Here comes another 'but': often categories that boom in America flop here, for example Energy Shots. This is partly explained by the fact that in the UK we are far more limited as to what we can say about products. The UK population is also far less familiar with what hard seltzers actually are, leading to serious problems getting the message across to the consumer.
Smirnoff, Kopparberg and Coors have now all released their version of hard seltzers. The big, well-known brands are dominating the market and pushing their lesser-known rivals out.
Small brands are looking at big bucks competition. This means if they want to stand out they will need to spend something in the region of £100,000 just for marketing, yet they will still be limited in what they can actually say. This is an enormous amount of money to spend and potentially lose if you’re a start-up, but a drop in the ocean for established, recognised brands to invest to ensure they don’t lose market share. It is so common for little brands to fail after spending all the money they have, leaving the market to the big brands such as White Claw.
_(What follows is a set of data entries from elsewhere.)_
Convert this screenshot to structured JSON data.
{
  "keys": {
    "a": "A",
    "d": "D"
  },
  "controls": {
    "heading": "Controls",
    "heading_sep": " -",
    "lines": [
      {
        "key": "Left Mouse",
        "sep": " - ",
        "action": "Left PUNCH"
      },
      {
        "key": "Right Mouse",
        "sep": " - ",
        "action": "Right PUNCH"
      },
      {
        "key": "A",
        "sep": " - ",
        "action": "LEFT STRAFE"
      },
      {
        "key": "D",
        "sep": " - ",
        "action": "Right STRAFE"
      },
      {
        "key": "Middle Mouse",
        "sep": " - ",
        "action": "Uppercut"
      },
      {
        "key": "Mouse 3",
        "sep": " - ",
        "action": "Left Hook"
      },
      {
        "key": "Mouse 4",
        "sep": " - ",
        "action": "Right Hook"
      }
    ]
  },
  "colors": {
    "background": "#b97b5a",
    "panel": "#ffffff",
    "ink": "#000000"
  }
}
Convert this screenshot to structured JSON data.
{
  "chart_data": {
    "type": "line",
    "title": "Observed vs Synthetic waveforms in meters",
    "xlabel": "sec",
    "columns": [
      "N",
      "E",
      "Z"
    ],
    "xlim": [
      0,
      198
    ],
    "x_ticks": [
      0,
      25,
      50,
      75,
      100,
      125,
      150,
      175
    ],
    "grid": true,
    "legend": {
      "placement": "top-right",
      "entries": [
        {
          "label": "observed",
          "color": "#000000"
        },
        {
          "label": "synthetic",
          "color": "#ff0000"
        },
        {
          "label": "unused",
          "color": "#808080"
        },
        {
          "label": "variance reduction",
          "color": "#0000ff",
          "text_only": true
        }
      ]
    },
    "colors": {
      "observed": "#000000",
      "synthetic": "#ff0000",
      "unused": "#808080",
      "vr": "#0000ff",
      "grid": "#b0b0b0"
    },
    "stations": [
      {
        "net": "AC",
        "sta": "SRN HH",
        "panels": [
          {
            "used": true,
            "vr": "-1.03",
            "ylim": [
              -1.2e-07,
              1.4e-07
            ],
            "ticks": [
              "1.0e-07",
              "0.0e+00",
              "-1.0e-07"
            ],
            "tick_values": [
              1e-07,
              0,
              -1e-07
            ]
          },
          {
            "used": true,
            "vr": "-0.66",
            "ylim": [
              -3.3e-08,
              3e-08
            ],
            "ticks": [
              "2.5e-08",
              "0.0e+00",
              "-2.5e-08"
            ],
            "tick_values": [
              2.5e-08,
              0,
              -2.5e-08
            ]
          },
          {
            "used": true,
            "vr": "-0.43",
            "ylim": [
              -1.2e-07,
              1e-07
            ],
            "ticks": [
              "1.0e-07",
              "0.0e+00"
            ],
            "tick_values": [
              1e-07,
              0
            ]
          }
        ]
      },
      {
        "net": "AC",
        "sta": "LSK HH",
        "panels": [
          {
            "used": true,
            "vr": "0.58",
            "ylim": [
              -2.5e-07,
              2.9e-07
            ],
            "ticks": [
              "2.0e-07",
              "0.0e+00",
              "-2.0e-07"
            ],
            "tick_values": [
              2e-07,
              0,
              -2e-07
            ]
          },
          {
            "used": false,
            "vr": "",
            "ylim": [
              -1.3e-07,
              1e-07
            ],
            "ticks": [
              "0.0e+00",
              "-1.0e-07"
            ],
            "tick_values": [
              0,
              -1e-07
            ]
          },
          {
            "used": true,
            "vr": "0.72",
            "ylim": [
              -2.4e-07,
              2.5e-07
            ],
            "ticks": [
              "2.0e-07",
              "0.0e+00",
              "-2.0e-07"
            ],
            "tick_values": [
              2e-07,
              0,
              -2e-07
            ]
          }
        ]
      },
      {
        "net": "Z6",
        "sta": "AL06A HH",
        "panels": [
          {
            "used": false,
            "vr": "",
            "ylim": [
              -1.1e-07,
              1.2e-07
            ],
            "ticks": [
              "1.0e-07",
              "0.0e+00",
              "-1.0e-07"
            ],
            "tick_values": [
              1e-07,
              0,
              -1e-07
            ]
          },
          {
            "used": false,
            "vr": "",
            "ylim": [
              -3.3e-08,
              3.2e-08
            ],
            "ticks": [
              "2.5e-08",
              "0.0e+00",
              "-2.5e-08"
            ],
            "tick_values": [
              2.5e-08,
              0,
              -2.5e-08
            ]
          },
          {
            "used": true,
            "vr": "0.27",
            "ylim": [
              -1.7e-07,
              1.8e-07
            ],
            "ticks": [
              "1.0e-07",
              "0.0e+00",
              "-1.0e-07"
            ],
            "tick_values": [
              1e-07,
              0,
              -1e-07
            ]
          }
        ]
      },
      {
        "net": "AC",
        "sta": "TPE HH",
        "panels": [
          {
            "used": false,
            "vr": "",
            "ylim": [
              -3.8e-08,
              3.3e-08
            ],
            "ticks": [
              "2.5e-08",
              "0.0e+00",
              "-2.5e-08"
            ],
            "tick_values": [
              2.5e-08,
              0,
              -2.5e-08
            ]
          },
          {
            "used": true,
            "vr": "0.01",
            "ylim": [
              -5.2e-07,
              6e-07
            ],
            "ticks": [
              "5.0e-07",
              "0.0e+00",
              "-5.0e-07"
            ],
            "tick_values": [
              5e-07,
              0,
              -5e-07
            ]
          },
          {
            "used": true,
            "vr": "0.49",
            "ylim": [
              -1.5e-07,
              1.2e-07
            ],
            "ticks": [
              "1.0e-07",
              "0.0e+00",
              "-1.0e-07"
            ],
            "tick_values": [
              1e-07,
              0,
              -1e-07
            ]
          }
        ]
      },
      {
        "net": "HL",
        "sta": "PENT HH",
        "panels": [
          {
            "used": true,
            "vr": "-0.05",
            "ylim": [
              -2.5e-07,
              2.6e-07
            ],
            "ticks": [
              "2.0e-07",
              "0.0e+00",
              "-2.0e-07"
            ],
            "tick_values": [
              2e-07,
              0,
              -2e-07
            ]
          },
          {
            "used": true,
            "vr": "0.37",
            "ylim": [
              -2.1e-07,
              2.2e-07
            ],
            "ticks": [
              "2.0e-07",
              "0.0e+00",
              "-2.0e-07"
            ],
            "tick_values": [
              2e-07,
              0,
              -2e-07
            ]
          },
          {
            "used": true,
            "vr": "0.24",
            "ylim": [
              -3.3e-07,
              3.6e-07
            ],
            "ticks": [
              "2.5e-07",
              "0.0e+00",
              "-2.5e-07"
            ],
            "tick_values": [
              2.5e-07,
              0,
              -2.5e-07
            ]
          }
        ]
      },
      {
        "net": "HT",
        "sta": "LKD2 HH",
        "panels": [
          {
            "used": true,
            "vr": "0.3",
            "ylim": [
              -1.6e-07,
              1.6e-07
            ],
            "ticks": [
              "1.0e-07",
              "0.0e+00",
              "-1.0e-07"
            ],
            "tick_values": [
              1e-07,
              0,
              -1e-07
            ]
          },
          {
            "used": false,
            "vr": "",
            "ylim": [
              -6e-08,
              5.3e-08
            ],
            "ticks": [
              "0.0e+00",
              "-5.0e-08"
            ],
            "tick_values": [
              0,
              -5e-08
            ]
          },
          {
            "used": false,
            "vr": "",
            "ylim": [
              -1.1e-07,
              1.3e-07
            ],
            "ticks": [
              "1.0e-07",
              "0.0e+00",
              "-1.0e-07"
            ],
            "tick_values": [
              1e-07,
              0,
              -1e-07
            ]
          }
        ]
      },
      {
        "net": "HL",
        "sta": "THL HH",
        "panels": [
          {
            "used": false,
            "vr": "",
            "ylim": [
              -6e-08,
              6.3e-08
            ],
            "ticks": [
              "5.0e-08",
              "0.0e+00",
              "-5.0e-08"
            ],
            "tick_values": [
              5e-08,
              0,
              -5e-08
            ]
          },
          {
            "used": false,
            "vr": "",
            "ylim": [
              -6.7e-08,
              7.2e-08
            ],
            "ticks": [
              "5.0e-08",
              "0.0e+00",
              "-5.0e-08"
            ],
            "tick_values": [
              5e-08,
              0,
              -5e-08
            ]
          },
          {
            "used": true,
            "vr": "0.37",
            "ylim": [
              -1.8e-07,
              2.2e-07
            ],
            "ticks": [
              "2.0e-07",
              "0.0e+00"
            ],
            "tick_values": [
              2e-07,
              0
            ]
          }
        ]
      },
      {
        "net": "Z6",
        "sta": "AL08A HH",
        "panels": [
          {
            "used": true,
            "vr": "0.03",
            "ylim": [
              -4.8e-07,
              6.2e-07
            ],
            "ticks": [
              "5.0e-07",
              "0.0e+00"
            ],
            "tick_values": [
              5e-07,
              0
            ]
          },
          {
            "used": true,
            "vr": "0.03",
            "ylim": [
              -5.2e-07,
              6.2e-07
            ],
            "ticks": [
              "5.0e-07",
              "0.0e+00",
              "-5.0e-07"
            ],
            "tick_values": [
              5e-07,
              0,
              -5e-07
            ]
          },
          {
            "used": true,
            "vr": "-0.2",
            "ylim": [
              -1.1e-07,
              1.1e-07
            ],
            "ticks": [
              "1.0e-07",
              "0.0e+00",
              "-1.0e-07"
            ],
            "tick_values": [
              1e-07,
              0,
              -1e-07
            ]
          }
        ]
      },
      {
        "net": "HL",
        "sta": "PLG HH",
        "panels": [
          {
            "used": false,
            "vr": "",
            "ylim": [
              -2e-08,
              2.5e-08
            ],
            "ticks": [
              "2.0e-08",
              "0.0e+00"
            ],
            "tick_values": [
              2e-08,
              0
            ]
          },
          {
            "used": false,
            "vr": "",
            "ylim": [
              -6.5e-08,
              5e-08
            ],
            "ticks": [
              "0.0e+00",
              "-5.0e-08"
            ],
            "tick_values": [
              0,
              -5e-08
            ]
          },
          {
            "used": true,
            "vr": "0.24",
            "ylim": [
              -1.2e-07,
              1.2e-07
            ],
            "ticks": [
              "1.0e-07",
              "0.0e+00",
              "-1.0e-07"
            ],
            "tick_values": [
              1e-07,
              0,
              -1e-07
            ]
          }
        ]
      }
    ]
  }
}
It’s not that hard seltzers will completely disappear, rather it will be the small players who will suffer and ultimately wither, while the big boys take over and thrive. It is simply not worth it for small brands. They just cannot compete.
Drink at home is very different to drinking out
For brands large and small alike, the RTD alcoholic drinks trend is going to change considerably now that bars, pubs, and clubs are reopening.
As life returns to normal, people are returning to their old drinking haunts and looking forward to the ‘experience’ that offers. They will not go to these places for a drink which is essentially ethanol with water and flavour and, even if they did, most bars don’t and won’t sell hard seltzers.
People who enjoy a cocktail, want the experience of the cocktail. They want to order it and see it mixed and poured for them, not simply tipped from a can into a glass!
In my experience, brands too often have to ‘incentivise’ an establishment to sell their product. In one case the owner insisted on receiving two first class tickets to New York, plus a stay in a swanky hotel while there.
Perhaps the big players can afford that, if they considered it worth the investment, but smaller brands certainly couldn’t and, even if they could, would still be unlikely to make profit from the result of that investment.
So, are hard seltzers an exciting development in the drinks market? Do they have a future ahead of them? I think not. Too soon, forecasts are saying that the hard seltzer boom is starting to fade.